Shuffling cards, as described in the previous blog post, includes a longer sequence of steps. We needed a way to express I do this, then I expect the other player to reply with that. We can use such a state machine to express sequences of multiple moves to implement things like card shuffling.

The proof of concept state machine uses a queue of expected moves from the other player to implement the game mechanics and Mental Poker protocol. For example, for the Discard game, if it is the other player's turn, we expect two things can happen: they either discard a card or draw a card.

If they discard a card, then they publish their encryption key for the card which we can use to see the card (again, please refer to the previous Mental Poker post for details on the protocol). Alternately, if they can't discard a card, they need to draw a card, in which case we have to hand over our encryption key for the card on top of the deck.

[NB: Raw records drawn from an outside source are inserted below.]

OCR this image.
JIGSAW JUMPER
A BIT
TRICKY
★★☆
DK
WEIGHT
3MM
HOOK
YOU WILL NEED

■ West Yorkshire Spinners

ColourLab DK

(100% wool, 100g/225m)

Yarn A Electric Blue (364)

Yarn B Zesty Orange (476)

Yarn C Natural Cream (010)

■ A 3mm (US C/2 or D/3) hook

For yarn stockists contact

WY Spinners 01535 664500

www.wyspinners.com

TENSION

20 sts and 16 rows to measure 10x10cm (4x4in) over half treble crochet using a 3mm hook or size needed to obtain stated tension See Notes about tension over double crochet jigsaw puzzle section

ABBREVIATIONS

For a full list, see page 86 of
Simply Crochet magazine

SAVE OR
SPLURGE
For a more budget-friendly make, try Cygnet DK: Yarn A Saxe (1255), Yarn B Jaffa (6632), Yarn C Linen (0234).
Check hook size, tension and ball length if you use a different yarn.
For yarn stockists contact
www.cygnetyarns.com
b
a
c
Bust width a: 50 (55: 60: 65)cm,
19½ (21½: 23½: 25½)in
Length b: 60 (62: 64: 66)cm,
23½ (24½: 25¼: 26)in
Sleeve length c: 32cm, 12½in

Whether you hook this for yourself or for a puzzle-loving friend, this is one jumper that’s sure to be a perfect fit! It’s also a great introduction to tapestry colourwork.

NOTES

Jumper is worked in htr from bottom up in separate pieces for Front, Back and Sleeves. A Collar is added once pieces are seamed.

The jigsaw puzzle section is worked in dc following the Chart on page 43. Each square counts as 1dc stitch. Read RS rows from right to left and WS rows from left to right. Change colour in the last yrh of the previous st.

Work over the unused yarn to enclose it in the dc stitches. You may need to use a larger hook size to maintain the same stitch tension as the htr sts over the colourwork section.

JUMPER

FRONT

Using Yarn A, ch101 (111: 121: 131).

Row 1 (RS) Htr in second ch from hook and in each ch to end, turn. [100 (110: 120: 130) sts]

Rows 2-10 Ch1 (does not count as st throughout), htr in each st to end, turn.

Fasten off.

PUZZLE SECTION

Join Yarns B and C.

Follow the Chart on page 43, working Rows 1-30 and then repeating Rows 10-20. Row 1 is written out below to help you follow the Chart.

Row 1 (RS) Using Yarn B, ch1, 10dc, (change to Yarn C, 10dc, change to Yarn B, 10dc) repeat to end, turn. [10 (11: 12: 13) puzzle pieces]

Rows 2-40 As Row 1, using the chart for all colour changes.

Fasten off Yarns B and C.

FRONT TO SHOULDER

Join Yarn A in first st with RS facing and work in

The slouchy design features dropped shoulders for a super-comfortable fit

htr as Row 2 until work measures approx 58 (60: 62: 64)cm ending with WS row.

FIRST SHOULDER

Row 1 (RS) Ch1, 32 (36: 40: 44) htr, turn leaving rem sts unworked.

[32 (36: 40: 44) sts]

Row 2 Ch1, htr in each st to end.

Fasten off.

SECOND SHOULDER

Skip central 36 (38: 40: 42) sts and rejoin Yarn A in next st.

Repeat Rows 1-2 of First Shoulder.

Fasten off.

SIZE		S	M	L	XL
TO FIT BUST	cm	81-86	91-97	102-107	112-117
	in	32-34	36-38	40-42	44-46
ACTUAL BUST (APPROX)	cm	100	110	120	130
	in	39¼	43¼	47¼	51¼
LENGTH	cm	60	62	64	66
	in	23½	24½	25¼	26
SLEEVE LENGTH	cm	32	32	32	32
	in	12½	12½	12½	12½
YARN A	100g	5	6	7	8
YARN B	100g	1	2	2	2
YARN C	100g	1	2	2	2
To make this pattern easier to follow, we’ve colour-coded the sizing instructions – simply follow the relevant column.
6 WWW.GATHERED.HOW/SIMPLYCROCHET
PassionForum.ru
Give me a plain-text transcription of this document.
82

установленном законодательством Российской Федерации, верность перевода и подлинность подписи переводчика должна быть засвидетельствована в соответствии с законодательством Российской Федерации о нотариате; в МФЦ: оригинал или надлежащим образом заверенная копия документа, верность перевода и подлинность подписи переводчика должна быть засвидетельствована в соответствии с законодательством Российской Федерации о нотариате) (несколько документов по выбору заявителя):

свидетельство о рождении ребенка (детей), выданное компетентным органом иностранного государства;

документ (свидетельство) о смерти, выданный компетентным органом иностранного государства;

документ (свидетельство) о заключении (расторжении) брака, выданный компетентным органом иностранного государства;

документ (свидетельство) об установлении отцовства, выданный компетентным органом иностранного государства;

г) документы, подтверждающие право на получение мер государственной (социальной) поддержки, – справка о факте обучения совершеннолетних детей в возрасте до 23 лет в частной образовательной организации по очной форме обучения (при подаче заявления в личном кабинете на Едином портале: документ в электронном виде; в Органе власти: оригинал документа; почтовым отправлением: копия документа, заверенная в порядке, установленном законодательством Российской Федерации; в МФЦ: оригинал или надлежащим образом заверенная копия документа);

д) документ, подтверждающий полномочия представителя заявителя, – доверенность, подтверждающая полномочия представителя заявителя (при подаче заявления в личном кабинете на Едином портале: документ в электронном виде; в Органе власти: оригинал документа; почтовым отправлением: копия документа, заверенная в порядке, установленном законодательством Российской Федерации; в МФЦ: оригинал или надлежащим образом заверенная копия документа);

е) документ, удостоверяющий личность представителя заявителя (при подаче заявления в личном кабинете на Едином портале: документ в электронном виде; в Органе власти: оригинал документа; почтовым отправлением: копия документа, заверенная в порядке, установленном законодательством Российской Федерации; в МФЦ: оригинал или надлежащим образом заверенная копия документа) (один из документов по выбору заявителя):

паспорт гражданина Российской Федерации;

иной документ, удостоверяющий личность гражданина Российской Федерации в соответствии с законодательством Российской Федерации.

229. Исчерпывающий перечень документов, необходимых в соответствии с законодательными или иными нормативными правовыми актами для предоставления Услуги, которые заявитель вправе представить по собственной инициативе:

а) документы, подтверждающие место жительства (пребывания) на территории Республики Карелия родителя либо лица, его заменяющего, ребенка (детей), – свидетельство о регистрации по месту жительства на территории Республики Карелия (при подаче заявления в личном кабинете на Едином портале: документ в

Some of the rules captured in this state machine are specific to each game implemented. Others though are simply steps in the Mental Poker protocol: things like shuffling, drawing cards etc. are all modeled as actions I take and actions I expect the other player to follow up with. I envision expressing such known sequences as recipes, building blocks for games.

As I mentioned before, the proof of concept state machine implementation requires some major rework. It needs to scale from two players to an arbitrary number of players, and needs to support recipes, which it currently doesn't. At the time of writing, this is one of the biggest chunks of pending work, and considering this is a hobby project I work on when time permits, I currently don't have a good sense of when I'll finish this. That said, a bunch of pieces are already in decent shape and public, so I plan to write about them while I continue working on finishing the toolkit.

Mental Poker series

In upcoming blog posts, I plan to cover the various pieces discussed above. The components address different problems, and I find all of them quite interesting. The problem space includes understanding how Fluid Framework distributed data structures work internally, how to generate large prime numbers, and how to model expected sequences of moves in a game among other things.

This post outlines the high level framing of the project. Following posts will dive deep into specific aspects.

In terms of applications, as I mention in the tech talk, the term games is pretty broad - we're not talking only about card games, but things like auctions, lotteries, blind voting etc. All of these can be implemented using Mental Poker as decentralized, zero-trust games.